Well kids, it was the summer of 2004 and I had just turned 21. I wanted to try living in Portland before going back to school at Evergreen. My friend Themba Lewis from Olympia had just moved into Donna Dresch's house in North Portland and I heard somehow that they were looking for a roommate.
It was kind of a rough neighborhood and ended up being my first real introduction to hard-core gentrification. I didn't know how to cope with the fact of my white-girl prejudices. I hadn't realized that I had them at all while living in Olympia where there are very few people of color, especially very few African Americans. My neighborhood, at that time, had been a majority African-American neighborhood for many years but as I said was being hemmed in by gentrification on all sides.
There were a few drive-bys in front of our house that summer. I read The Autobiography of Malcolm X. I interned at Gobshite Quarterly. Donna hosted bar-be-que's in our backyard that I called "famous lesbian bar-be-que's" because that's pretty much what they were. I would sit there and quietly freak out while everyone chatted.
Donna played a reunion show at Homo-A-Go-Go in Olympia, which was probably the first time I heard Team Dresch.
K8 Hardy the editor of LTTR came to visit and laid on our couch in short shorts and a wife-beater for about two weeks. She was allergic to cats and we had 3 cats (Gremlin, Twinky? and my Miette) living there. I was sort of mesmerized by her because I had never met someone so over-the-top and seemingly confident. At one point she wore this incredible daishiki with a necklace made of giant wooden beads. I remember her asking me about music and calling me out as a Cat Power fan.
I was real quiet at home because I was basically frozen by social anxiety or petrified of being shot throughout the entire summer.
Keith, my boyfriend at the time, was living in Olympia still. During one visit there was a drive-by right outside our house with several rounds of automatic gunfire. We hit the deck and lay under my bed for about five minutes before getting the fuck out of there and driving to The Alibi, a sweet tiki bar where we ordered froofy drinks and hamburgers. The propritetor of the place was so happy, we soon forgot our fear. He was living the dream: "Karaoke every night of the week!" he kept telling us. All was right with the world.
The Summer Olympics were happening that summer and I remember sitting on lawn chairs and flpping between women's gymnastics and women's swimming on a tiny TV set in our backyard with my downstairs neighbor Stephanie and Donna's new bandmate Christina. We sat for hours drinking beer and arguing about who was cuter, the gymnasts or the swimmers. That was the point where I finally relaxed and felt really glad to be there.
What else...Donna's cats peed on the couches a lot. Donna's bike was stolen by a crackhead, probably because I didn't lock the door when I left that morning (people were still home!).
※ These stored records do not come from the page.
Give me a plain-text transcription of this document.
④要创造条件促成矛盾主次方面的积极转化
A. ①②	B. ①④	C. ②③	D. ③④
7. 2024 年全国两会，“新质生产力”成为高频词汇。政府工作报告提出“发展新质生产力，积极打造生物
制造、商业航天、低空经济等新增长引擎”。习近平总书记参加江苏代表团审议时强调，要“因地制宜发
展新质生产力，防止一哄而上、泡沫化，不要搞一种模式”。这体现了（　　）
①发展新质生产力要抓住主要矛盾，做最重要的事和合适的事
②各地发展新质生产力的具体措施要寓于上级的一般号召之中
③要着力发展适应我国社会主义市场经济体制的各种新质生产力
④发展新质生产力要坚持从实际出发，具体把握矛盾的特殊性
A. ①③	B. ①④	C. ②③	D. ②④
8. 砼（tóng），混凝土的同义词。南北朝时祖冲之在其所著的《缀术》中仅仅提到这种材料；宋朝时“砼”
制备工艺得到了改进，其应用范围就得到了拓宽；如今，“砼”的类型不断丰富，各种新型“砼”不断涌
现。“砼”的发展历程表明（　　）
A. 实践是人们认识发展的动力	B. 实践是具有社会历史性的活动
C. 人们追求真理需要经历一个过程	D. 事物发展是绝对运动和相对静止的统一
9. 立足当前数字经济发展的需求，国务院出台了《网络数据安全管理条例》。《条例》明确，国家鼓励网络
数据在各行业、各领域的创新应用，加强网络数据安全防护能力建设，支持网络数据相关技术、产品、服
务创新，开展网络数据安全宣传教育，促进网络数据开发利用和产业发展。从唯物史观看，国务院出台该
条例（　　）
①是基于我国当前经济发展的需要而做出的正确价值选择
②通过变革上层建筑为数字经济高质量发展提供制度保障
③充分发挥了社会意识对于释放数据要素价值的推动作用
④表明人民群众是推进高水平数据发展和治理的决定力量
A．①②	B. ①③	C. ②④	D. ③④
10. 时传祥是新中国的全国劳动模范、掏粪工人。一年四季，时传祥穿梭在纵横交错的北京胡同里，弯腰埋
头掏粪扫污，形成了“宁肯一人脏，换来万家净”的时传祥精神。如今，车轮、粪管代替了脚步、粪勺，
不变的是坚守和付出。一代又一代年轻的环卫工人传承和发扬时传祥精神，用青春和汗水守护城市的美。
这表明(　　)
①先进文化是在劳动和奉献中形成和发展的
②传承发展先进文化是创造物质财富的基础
The crack house across the street got busted, probably due to me and my big mouth (I have an uncle who was a cop in that neighorhood). Donna's bandmate Jody said the phrase, "There's a giant man in Donna's kitchen." upon seeing Keith there. Gobshite Quarterly was nuts, but that's for another story.
In the end I moved back to Olympia, went back to school and met poetry. I don't know, is that what you were looking for Brandon? I'll try to think of more.
5 comments:
A similar story that involves a friend of mine, in a neighborhood of Washington DC called Adams Morgan that has been through a lot of changes over the years, riots, gentrification, coke dealers, you name it, and that he and I both lived in for a number of years.
Anyway, there were gun shots in a nearby alley on an occasion when my friend's mother was visiting, and in an attempt to calm her down he said, "Mom, come on, don't worry about it. It happens all the time."
Lindsey, why is your blogging so... print-worthy?
I was reading Hume on a stoop in Washington Heights, waiting for my boyfriend to come home from work——"SURPRISE! I need a place to crash". After half an hour of waiting, a gentleman in an SUV backed into a pedestrian in the nearby crosswalk, and suddenly there was a lot of shouting on the street. somehow everyone got guns out from under their cars. Guns got out and started waving. I got up and soft-shoed it out of there to let things work themselves out SANS MAX.
I like posting things near Mark Wallace. Hi Mark.
there's nothing wrong with liking cat power.
You're right, Taylor. There certainly isn't anything wrong with liking Cat Power. I guess I just had that "type" written all over, especially that summer. You know, the crying in your coffee laced with booze (or *sniff* *sniff* is that arsenic?), hair in the face, at turns crawling across hardwood floors on elbows and huddling in corners rocking back and forth meowling softly to oneself...sort of thing.